Since Welch’s retirement in 2001, GE has experienced a sharp decline, especially during the 2008 financial crisis. GE has also made several ill-fated acquisitions. For example, in 2015, it acquired the gas turbine operations of the French company Alstom SA only in order to collapse the demand for gas turbines. The failed deal resulted in a write-off of $23 billion.
In a Fortune article, Yale School of Management professor Jeffrey Sonnenfeld attributed many of GE’s failures to Welch’s mistaken belief that he could succeed across industries with his management philosophy rather than industry-specific knowledge.

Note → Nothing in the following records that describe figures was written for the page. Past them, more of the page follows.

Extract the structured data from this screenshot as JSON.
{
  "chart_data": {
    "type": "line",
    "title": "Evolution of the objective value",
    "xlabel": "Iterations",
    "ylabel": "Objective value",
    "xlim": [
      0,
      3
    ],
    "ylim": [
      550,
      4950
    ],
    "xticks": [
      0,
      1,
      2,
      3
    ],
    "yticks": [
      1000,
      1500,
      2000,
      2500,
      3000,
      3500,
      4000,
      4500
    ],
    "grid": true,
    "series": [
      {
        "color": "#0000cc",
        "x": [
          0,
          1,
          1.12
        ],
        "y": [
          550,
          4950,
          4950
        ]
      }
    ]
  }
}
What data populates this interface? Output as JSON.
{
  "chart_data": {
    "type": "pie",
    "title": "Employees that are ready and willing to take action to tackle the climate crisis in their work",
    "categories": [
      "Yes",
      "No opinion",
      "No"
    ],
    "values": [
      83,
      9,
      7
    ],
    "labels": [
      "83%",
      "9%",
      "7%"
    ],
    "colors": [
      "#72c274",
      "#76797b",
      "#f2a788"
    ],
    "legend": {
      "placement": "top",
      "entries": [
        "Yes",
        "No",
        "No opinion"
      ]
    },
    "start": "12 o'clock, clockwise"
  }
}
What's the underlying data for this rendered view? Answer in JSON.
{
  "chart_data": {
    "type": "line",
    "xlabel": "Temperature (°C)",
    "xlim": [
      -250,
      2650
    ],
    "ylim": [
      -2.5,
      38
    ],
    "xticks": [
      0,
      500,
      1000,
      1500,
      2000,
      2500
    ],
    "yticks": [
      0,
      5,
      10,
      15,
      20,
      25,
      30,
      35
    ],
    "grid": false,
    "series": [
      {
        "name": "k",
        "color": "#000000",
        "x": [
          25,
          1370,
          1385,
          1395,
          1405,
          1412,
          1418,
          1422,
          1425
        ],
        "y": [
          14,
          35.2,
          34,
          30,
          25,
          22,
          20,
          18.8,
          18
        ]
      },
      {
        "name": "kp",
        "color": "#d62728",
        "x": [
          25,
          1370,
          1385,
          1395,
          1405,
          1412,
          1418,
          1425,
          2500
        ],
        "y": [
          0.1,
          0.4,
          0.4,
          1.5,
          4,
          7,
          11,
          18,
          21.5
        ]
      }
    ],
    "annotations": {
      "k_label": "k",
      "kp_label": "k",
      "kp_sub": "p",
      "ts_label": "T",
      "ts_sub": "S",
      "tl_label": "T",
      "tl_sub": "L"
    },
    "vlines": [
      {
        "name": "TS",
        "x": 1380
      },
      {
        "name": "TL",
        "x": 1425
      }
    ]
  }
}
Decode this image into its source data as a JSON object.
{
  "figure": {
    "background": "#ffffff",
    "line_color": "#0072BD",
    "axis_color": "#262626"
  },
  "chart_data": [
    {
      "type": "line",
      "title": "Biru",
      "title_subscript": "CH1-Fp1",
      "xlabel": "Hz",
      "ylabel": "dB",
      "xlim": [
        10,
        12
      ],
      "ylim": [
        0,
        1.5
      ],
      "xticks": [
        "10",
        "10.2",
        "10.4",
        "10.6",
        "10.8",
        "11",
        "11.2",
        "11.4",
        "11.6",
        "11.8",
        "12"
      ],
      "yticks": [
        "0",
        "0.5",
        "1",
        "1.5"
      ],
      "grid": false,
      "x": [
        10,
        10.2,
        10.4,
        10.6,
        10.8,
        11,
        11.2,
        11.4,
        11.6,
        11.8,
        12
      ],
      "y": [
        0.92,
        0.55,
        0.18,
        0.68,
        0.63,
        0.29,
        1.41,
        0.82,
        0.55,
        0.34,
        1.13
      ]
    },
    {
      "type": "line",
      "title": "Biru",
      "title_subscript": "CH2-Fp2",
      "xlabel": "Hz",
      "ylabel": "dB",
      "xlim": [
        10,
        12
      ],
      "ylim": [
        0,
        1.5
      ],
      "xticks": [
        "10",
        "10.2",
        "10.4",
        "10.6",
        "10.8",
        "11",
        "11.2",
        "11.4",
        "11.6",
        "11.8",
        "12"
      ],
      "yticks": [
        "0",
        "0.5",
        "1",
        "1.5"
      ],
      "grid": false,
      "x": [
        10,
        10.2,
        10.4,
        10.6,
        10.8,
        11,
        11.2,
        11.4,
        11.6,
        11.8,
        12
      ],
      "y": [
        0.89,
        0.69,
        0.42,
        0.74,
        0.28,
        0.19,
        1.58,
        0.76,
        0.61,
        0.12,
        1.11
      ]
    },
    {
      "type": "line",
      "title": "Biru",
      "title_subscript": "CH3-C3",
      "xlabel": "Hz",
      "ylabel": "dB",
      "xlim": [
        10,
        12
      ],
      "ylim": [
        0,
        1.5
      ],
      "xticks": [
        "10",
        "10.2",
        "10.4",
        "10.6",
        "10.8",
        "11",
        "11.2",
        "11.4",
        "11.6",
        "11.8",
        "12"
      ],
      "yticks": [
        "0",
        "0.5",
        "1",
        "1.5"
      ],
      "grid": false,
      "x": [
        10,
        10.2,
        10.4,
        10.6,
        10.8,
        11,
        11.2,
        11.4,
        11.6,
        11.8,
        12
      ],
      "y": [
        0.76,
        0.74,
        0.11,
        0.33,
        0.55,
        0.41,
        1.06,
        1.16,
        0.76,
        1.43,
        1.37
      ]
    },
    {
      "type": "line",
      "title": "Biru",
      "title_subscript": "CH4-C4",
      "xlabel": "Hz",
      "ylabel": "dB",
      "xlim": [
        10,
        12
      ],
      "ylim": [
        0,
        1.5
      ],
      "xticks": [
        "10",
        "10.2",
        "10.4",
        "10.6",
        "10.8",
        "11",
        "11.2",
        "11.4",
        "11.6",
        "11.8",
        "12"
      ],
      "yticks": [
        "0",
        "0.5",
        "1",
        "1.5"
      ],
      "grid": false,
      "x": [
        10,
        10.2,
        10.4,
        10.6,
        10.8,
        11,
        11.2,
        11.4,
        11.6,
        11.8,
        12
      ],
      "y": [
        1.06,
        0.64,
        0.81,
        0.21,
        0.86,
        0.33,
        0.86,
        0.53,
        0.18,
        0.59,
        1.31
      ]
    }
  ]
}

“The idea of interchangeable management expertise, such as interchangeable parts on an assembly line, contributed to massive strategic pitfalls under Welch’s leadership,” Sonnenfeld said.
The company was dropped from Dow in 2018, and three years later, the once-dominant group revealed that it plans to split its business into three public companies focused on aviation, energy and healthcare. Its market capitalization is now $81 billion – nearly 20% of what it was under Welch.
“It’s heartbreaking to see what happened to General Electric. I spent 30 years of my life in it,” Nardelli said. It is heartbreaking.”
In his book The Man Who Broke Capitalism, David Gillis argues that the spread of Welch’s management philosophy has had the effect of eroding impact on society. He even links the Welch effect to two Boeing crashes in 2018 and 2019. He explains that three Boeing contract CEOs previously worked at GE under Welch and internalized his focus on financial success. Thus, they have prioritized high shareholder value over robust aerospace engineering during their leadership Boeing, according to Gillis.
“If you look at Boeing’s history over the past 25 years, you see very clearly the imprint of his leadership and his priorities as delivered through his disciples,” Gillis said in a recent interview with Yahoo Finance. There was a larger cultural problem within Boeing. And this cultural problem ultimately goes back to Jack Welch.”
Although he said he respects Gillis’ right to an opinion, Bob Nardelli has remained steadfast in defending his former mentor, who died in 2020 at the age of 84.
Nardelli said, “I don’t think it’s appropriate to go after someone who has died, not having the ability to defend himself. That’s just my point of view. I mean, I know some people have praised this book. I’m not one of them.”